Le projet de loi «asile et immigration», qui sera présenté mercredi en Conseil des ministres, prévoit de doubler la durée maximale de la rétention pour les étrangers en attente de renvoi hors du territoire. La Cimade est vent debout contre le texte. Jean-Claude Mas, son secrétaire général, en explique la raison.

Rétentions et expulsions forcées en 2016 en Europe.
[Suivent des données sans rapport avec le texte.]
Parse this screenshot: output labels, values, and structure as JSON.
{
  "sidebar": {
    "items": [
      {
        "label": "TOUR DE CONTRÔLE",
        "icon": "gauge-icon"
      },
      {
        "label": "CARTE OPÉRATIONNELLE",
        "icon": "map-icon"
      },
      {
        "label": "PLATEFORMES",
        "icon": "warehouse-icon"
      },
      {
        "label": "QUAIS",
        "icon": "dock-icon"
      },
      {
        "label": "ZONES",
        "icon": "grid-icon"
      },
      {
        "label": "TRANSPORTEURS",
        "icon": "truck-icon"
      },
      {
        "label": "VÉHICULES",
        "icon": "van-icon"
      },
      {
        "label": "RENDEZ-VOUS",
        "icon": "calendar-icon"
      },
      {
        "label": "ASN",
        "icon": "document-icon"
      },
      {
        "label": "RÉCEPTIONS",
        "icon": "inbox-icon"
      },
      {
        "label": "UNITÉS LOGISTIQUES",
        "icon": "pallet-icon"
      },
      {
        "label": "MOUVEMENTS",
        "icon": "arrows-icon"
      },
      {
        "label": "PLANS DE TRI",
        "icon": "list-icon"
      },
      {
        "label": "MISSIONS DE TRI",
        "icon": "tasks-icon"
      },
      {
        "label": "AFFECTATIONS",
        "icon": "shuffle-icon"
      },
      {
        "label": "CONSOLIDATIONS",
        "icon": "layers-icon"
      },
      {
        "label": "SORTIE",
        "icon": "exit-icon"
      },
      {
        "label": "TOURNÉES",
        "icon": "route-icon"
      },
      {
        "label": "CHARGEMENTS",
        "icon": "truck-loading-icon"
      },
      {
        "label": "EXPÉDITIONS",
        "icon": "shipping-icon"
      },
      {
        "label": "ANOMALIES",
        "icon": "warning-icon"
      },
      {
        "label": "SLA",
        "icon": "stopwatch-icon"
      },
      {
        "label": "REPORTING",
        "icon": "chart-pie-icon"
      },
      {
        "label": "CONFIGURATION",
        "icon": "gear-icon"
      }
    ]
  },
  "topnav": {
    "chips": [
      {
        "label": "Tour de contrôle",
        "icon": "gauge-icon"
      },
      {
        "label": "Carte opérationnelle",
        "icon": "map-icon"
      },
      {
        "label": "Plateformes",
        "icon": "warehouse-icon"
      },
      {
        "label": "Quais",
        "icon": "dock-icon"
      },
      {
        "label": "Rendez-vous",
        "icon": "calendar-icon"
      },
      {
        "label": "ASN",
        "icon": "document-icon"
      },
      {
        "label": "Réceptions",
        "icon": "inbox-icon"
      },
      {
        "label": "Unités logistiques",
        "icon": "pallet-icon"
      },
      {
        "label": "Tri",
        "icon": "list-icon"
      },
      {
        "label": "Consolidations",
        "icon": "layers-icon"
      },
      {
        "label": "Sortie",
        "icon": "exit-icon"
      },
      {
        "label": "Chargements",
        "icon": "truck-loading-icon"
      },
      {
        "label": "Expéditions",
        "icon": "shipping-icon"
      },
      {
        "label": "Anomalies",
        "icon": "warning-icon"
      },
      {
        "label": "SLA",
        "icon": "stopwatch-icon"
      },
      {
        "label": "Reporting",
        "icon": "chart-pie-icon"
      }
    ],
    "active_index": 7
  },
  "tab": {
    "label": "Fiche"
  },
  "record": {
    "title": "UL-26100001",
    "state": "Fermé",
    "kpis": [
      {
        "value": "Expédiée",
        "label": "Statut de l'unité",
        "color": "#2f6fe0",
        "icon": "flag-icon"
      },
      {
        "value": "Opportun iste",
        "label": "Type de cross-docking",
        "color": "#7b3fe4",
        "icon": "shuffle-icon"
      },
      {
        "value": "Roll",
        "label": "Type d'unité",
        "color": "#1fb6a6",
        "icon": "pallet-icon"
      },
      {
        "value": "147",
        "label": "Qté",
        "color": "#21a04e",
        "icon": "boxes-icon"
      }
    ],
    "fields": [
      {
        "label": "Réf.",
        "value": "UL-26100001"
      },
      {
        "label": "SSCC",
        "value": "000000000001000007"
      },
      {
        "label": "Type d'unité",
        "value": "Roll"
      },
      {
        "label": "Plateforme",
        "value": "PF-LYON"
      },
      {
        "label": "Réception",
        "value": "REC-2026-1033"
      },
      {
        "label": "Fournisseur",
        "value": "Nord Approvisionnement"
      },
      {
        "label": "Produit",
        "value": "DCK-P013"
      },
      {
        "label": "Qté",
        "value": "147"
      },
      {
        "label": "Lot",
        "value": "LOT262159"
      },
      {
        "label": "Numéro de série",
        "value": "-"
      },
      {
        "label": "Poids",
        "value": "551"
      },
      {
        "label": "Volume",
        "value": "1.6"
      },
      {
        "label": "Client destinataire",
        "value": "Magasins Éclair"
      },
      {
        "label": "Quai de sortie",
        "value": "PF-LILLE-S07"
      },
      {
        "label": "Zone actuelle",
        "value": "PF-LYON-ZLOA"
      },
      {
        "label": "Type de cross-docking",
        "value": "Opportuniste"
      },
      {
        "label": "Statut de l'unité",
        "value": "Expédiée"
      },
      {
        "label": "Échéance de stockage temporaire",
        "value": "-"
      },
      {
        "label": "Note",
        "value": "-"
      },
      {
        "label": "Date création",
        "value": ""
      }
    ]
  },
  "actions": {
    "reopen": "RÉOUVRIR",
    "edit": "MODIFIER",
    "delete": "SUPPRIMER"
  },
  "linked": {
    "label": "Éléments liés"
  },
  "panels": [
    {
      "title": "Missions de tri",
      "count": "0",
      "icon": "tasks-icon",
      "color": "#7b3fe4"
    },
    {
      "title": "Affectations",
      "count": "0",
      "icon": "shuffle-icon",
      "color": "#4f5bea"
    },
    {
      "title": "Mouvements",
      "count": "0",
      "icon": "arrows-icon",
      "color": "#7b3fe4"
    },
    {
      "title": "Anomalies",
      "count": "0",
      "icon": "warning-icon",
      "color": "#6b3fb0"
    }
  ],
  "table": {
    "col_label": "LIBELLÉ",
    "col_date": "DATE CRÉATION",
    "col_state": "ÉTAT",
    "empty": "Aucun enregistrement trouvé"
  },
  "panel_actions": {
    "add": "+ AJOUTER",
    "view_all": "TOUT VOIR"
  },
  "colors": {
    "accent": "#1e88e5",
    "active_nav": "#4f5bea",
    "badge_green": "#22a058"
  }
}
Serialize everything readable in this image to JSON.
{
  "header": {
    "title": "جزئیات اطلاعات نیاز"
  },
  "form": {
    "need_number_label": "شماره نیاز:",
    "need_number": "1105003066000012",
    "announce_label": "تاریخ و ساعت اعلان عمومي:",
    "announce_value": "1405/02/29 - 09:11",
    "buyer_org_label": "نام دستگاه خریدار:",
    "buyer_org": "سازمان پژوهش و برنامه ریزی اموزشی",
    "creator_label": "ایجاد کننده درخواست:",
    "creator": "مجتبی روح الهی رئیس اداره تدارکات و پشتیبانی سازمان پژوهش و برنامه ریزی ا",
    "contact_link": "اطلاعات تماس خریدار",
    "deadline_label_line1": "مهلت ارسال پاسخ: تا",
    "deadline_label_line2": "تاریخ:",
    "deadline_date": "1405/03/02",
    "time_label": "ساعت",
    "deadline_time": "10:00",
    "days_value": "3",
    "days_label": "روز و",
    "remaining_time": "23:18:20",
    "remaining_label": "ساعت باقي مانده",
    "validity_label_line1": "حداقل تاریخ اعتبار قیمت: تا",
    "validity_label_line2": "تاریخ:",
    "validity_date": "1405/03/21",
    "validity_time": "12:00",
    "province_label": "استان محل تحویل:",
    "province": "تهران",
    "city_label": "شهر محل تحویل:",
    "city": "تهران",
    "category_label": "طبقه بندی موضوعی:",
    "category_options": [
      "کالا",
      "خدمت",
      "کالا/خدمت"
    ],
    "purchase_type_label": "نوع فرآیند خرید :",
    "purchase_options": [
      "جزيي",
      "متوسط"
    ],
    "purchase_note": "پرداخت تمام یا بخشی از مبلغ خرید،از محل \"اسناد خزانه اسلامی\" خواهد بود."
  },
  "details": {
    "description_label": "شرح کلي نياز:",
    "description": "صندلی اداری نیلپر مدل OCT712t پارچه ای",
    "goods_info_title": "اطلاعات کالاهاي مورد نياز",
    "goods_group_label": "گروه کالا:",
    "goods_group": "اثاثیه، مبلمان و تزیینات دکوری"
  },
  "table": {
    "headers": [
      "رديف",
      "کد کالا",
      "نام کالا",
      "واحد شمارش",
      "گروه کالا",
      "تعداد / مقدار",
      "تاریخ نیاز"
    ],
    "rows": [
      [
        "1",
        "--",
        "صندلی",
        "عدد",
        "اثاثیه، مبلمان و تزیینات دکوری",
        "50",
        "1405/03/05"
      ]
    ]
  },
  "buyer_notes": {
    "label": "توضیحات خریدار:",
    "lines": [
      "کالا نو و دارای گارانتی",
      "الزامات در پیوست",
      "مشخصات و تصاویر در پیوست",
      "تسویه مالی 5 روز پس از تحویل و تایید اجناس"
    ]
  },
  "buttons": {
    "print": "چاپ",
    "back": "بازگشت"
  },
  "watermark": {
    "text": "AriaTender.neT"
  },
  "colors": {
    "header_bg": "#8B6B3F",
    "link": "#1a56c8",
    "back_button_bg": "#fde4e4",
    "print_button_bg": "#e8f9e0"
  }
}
Doubler la durée maximale de la rétention administrative pour les étrangers en situation irrégulière devant quitter le territoire : de toutes les dispositions du projet de loi «asile et immigration», qui sera présenté mercredi en Conseil des ministres, celle-ci est l’une des plus critiquées par les associations de défense des droits des étrangers. La Cimade, qui accompagne les personnes étrangères dans leurs démarches, fait partie des opposants au texte. Ce lundi, elle rend publique une compilation de données à l’échelle de l’Union européenne (UE), comparant durée de rétention maximale dans chaque législation et nombre d’éloignements forcés (voir infographie).

Selon l’association, la France est le pays qui expulse le plus en Europe (en additionnant les éloignements forcés réalisés depuis l’Hexagone et l’outre-mer) tout en ayant l’une de plus courtes durées de rétention. L’Italie a par exemple une durée maximale de rétention deux fois supérieure à la France et elle expulse beaucoup moins (deux fois moins si on ne prend que l’Hexagone). La Finlande se classe aussi huit rangs derrière la France en nombre d’expulsions, avec une durée maximum de rétention huit fois plus longue. Reporter à quatre-vingt-dix jours au lieu de quarante-cinq la durée maximale de rétention ne serait donc pas réellement nécessaire, selon la Cimade. Explications de Jean-Claude Mas, son secrétaire général.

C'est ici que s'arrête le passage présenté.